Elon Musk Told Nvidia to Ship AI Chips Reserved for Tesla to X

Lora Kolodny, reporting for CNBC:

On Tesla’s first-quarter earnings call in April, Musk said the electric vehicle company will increase the number of active H100s — Nvidia’s flagship artificial intelligence chip — from 35,000 to 85,000 by the end of this year. He also wrote in a post on X a few days later that Tesla would spend $10 billion this year “in combined training and inference AI.”

But emails written by Nvidia senior staff and widely shared inside the company suggest that Musk presented an exaggerated picture of Tesla’s procurement to shareholders. Correspondence from Nvidia staffers also indicates that Musk diverted a sizable shipment of AI processors that had been reserved for Tesla to his social media company X, formerly known as Twitter. [...]

By ordering Nvidia to let privately held X jump the line ahead of Tesla, Musk pushed back the automaker’s receipt of more than $500 million in graphics processing units, or GPUs, by months, likely adding to delays in setting up the supercomputers Tesla says it needs to develop autonomous vehicles and humanoid robots.

The argument against one person being the CEO of multiple companies is generally about distraction/attention — that each CEO gig demands all of one’s available time. But here’s a case where two of Musk’s companies are in direct conflict with each other. Musk seemingly treats all of his companies as subsidiaries of his own personal fiefdom conglomerate, but they aren’t. And unlike X Corp, Tesla Motors is publicly traded.

Matt Levine, in his Money Stuff column:

The extremely obvious answer is that you should not be the CEO and controlling shareholder of two different companies that compete for the same inputs!
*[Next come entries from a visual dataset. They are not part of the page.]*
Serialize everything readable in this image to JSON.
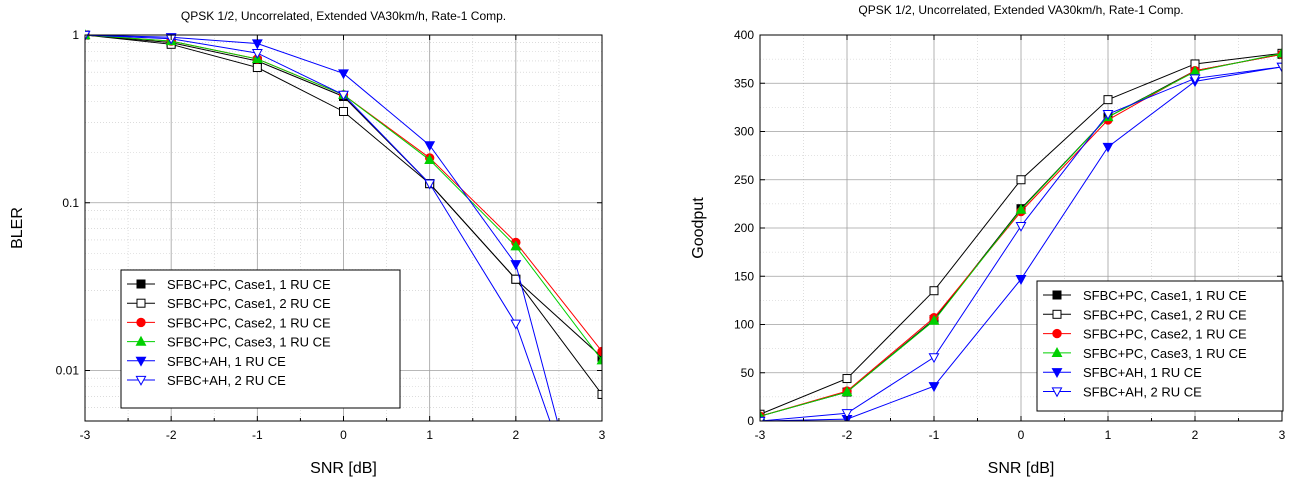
{
  "chart_data": [
    {
      "type": "line",
      "title": "QPSK 1/2, Uncorrelated, Extended VA30km/h, Rate-1 Comp.",
      "xlabel": "SNR [dB]",
      "ylabel": "BLER",
      "yscale": "log",
      "xlim": [
        -3,
        3
      ],
      "ylim": [
        0.005,
        1
      ],
      "xticks": [
        -3,
        -2,
        -1,
        0,
        1,
        2,
        3
      ],
      "xtick_labels": [
        "-3",
        "-2",
        "-1",
        "0",
        "1",
        "2",
        "3"
      ],
      "yticks": [
        1,
        0.1,
        0.01
      ],
      "ytick_labels": [
        "1",
        "0.1",
        "0.01"
      ],
      "grid": true,
      "legend_position": "bottom-left",
      "x": [
        -3,
        -2,
        -1,
        0,
        1,
        2,
        3
      ],
      "series": [
        {
          "name": "SFBC+PC, Case1, 1 RU CE",
          "color": "#000000",
          "marker": "square-filled",
          "values": [
            1.0,
            0.9,
            0.7,
            0.43,
            0.13,
            0.035,
            0.012
          ]
        },
        {
          "name": "SFBC+PC, Case1, 2 RU CE",
          "color": "#000000",
          "marker": "square-open",
          "values": [
            1.0,
            0.88,
            0.64,
            0.35,
            0.13,
            0.035,
            0.0072
          ]
        },
        {
          "name": "SFBC+PC, Case2, 1 RU CE",
          "color": "#ff0000",
          "marker": "circle-filled",
          "values": [
            1.0,
            0.92,
            0.72,
            0.44,
            0.185,
            0.058,
            0.013
          ]
        },
        {
          "name": "SFBC+PC, Case3, 1 RU CE",
          "color": "#00d000",
          "marker": "triangle-up-filled",
          "values": [
            1.0,
            0.92,
            0.72,
            0.44,
            0.18,
            0.055,
            0.0115
          ]
        },
        {
          "name": "SFBC+AH, 1 RU CE",
          "color": "#0000ff",
          "marker": "triangle-down-filled",
          "values": [
            1.0,
            0.97,
            0.89,
            0.59,
            0.22,
            0.043,
            null
          ]
        },
        {
          "name": "SFBC+AH, 2 RU CE",
          "color": "#0000ff",
          "marker": "triangle-down-open",
          "values": [
            1.0,
            0.95,
            0.78,
            0.44,
            0.13,
            0.019,
            null
          ]
        }
      ],
      "offscale_segments": [
        [
          2,
          2.5
        ],
        [
          2,
          2.42
        ]
      ]
    },
    {
      "type": "line",
      "title": "QPSK 1/2, Uncorrelated, Extended VA30km/h, Rate-1 Comp.",
      "xlabel": "SNR [dB]",
      "ylabel": "Goodput",
      "xlim": [
        -3,
        3
      ],
      "ylim": [
        0,
        400
      ],
      "xticks": [
        -3,
        -2,
        -1,
        0,
        1,
        2,
        3
      ],
      "xtick_labels": [
        "-3",
        "-2",
        "-1",
        "0",
        "1",
        "2",
        "3"
      ],
      "yticks": [
        0,
        50,
        100,
        150,
        200,
        250,
        300,
        350,
        400
      ],
      "ytick_labels": [
        "0",
        "50",
        "100",
        "150",
        "200",
        "250",
        "300",
        "350",
        "400"
      ],
      "grid": true,
      "legend_position": "bottom-right",
      "x": [
        -3,
        -2,
        -1,
        0,
        1,
        2,
        3
      ],
      "series": [
        {
          "name": "SFBC+PC, Case1, 1 RU CE",
          "color": "#000000",
          "marker": "square-filled",
          "values": [
            5,
            30,
            105,
            220,
            315,
            363,
            380
          ]
        },
        {
          "name": "SFBC+PC, Case1, 2 RU CE",
          "color": "#000000",
          "marker": "square-open",
          "values": [
            7,
            44,
            135,
            250,
            333,
            370,
            381
          ]
        },
        {
          "name": "SFBC+PC, Case2, 1 RU CE",
          "color": "#ff0000",
          "marker": "circle-filled",
          "values": [
            5,
            31,
            107,
            217,
            312,
            363,
            380
          ]
        },
        {
          "name": "SFBC+PC, Case3, 1 RU CE",
          "color": "#00d000",
          "marker": "triangle-up-filled",
          "values": [
            5,
            30,
            104,
            219,
            315,
            362,
            381
          ]
        },
        {
          "name": "SFBC+AH, 1 RU CE",
          "color": "#0000ff",
          "marker": "triangle-down-filled",
          "values": [
            0,
            2,
            36,
            147,
            284,
            352,
            367
          ]
        },
        {
          "name": "SFBC+AH, 2 RU CE",
          "color": "#0000ff",
          "marker": "triangle-down-open",
          "values": [
            0,
            8,
            66,
            202,
            318,
            355,
            367
          ]
        }
      ]
    }
  ]
}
There is not a good answer! You can’t, like, put this problem into the Good Governance Machine and have it come out clean. The problem is that you have a fiduciary obligation to the shareholders of one company to put their interests first, and you have a fiduciary obligation to the shareholders of the other company to put their interests first, and you cannot do both. This is why one person is not usually the CEO of two different companies that compete with each other, and, when someone is, people get mad at him all the time.

I can’t recall a situation like this when, say, Jack Dorsey was CEO of Twitter and Square, or, going back further, when Steve Jobs was CEO of Apple and Pixar. In those cases it was more like an athlete who played two different sports, like Bo Jackson or Deion Sanders. Fans of one of their teams might argue that they could do even better in that one sport by concentrating on it year-round, but you couldn’t argue that the Kansas City Royals were competing against the Oakland Raiders. With Musk and AI, it’s like he’s playing on several competing teams within the same league.